Les alternatives à JEE tels que DropWizard ou Spring sont d’ailleurs encore plus rapides.

Les limites qui ont causé la nécessité d’avoir cette fonctionnalité ayant disparues, elle est désormais inutile.

Pour conclure

Cette revue permet de dégager deux choses :

Beaucoup d’idées ont échoué pour cause de maturité autant, voire plus, que pour des raisons techniques.

Ensuite, les serveurs d’applications essayaient de résoudre beaucoup de problèmes tout seuls. Aujourd’hui, les solutions sont réparties à différents niveaux de la stack : de l’OS à la configuration réseau. Les causes sont multiples : nouvelles technologies, normalisation de l’utilisation de plusieurs langages, baisses des prix des serveurs … Cela permet de diminuer la complexité de ce qui est demandé aux stack applicatives et donc de faciliter l’adoption de nouvelles technologies. Cela veut aussi dire que les serveurs d’applications à l’ancienne sont désormais un poids mort dans un SI.

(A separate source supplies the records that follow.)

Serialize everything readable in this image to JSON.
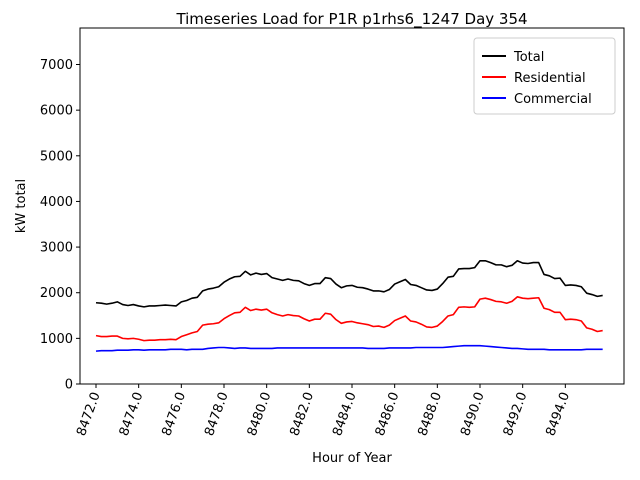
{
  "chart_data": {
    "type": "line",
    "title": "Timeseries Load for P1R p1rhs6_1247  Day 354",
    "xlabel": "Hour of Year",
    "ylabel": "kW total",
    "xlim": [
      8471.25,
      8496.75
    ],
    "ylim": [
      0,
      7800
    ],
    "xticks": [
      8472,
      8474,
      8476,
      8478,
      8480,
      8482,
      8484,
      8486,
      8488,
      8490,
      8492,
      8494
    ],
    "xtick_labels": [
      "8472.0",
      "8474.0",
      "8476.0",
      "8478.0",
      "8480.0",
      "8482.0",
      "8484.0",
      "8486.0",
      "8488.0",
      "8490.0",
      "8492.0",
      "8494.0"
    ],
    "yticks": [
      0,
      1000,
      2000,
      3000,
      4000,
      5000,
      6000,
      7000
    ],
    "ytick_labels": [
      "0",
      "1000",
      "2000",
      "3000",
      "4000",
      "5000",
      "6000",
      "7000"
    ],
    "legend_position": "top-right",
    "x_start": 8472,
    "x_step": 0.25,
    "series": [
      {
        "name": "Total",
        "color": "#000000",
        "values": [
          1780,
          1770,
          1750,
          1770,
          1800,
          1740,
          1720,
          1740,
          1710,
          1690,
          1710,
          1710,
          1720,
          1730,
          1720,
          1710,
          1800,
          1830,
          1880,
          1900,
          2040,
          2080,
          2100,
          2130,
          2230,
          2300,
          2350,
          2360,
          2470,
          2390,
          2430,
          2400,
          2420,
          2330,
          2300,
          2270,
          2300,
          2270,
          2260,
          2200,
          2160,
          2200,
          2200,
          2330,
          2310,
          2190,
          2110,
          2150,
          2160,
          2120,
          2110,
          2080,
          2040,
          2040,
          2020,
          2070,
          2190,
          2240,
          2290,
          2180,
          2160,
          2110,
          2060,
          2050,
          2080,
          2200,
          2340,
          2360,
          2520,
          2530,
          2530,
          2550,
          2700,
          2700,
          2660,
          2610,
          2610,
          2570,
          2600,
          2700,
          2650,
          2640,
          2660,
          2660,
          2400,
          2370,
          2310,
          2320,
          2160,
          2170,
          2160,
          2130,
          1990,
          1960,
          1920,
          1940
        ]
      },
      {
        "name": "Residential",
        "color": "#ff0000",
        "values": [
          1060,
          1040,
          1040,
          1050,
          1050,
          1000,
          990,
          1000,
          980,
          950,
          960,
          960,
          970,
          970,
          980,
          970,
          1040,
          1080,
          1120,
          1150,
          1290,
          1310,
          1320,
          1340,
          1430,
          1500,
          1560,
          1570,
          1680,
          1610,
          1640,
          1620,
          1640,
          1560,
          1520,
          1490,
          1520,
          1500,
          1490,
          1430,
          1380,
          1420,
          1420,
          1550,
          1530,
          1410,
          1330,
          1360,
          1370,
          1340,
          1320,
          1300,
          1260,
          1270,
          1240,
          1290,
          1390,
          1440,
          1490,
          1380,
          1360,
          1310,
          1250,
          1240,
          1270,
          1370,
          1490,
          1520,
          1680,
          1690,
          1680,
          1690,
          1860,
          1880,
          1850,
          1810,
          1800,
          1770,
          1810,
          1910,
          1880,
          1870,
          1880,
          1890,
          1660,
          1630,
          1570,
          1570,
          1410,
          1420,
          1410,
          1380,
          1230,
          1200,
          1150,
          1170
        ]
      },
      {
        "name": "Commercial",
        "color": "#0000ff",
        "values": [
          720,
          730,
          730,
          730,
          740,
          740,
          740,
          750,
          750,
          740,
          750,
          750,
          750,
          750,
          760,
          760,
          760,
          750,
          760,
          760,
          760,
          780,
          790,
          800,
          800,
          790,
          780,
          790,
          790,
          780,
          780,
          780,
          780,
          780,
          790,
          790,
          790,
          790,
          790,
          790,
          790,
          790,
          790,
          790,
          790,
          790,
          790,
          790,
          790,
          790,
          790,
          780,
          780,
          780,
          780,
          790,
          790,
          790,
          790,
          790,
          800,
          800,
          800,
          800,
          800,
          800,
          810,
          820,
          830,
          840,
          840,
          840,
          840,
          830,
          820,
          810,
          800,
          790,
          780,
          780,
          770,
          760,
          760,
          760,
          760,
          750,
          750,
          750,
          750,
          750,
          750,
          750,
          760,
          760,
          760,
          760
        ]
      }
    ]
  }
}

Les principales raisons de les conserver aujourd’hui sont le coût de la migration, les questions de licences et de support, et potentiellement l’intégration avec le reste de l’écosystème de l’éditeur.

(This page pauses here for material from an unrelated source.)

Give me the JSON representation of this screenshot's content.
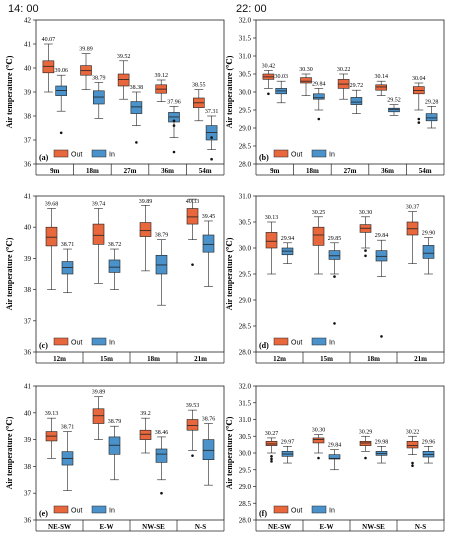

Avec le temps qui passe et le mûrissement des alternatives plus légère comme Spring ou DropWizard, la force de ces arguments diminue petit à petit. En attendant que le serverless ou une autre approche les rendent à leur tour obsolètes.

Espérons que les serveurs d’applications pourront bientôt profiter de leur retraite bien méritée.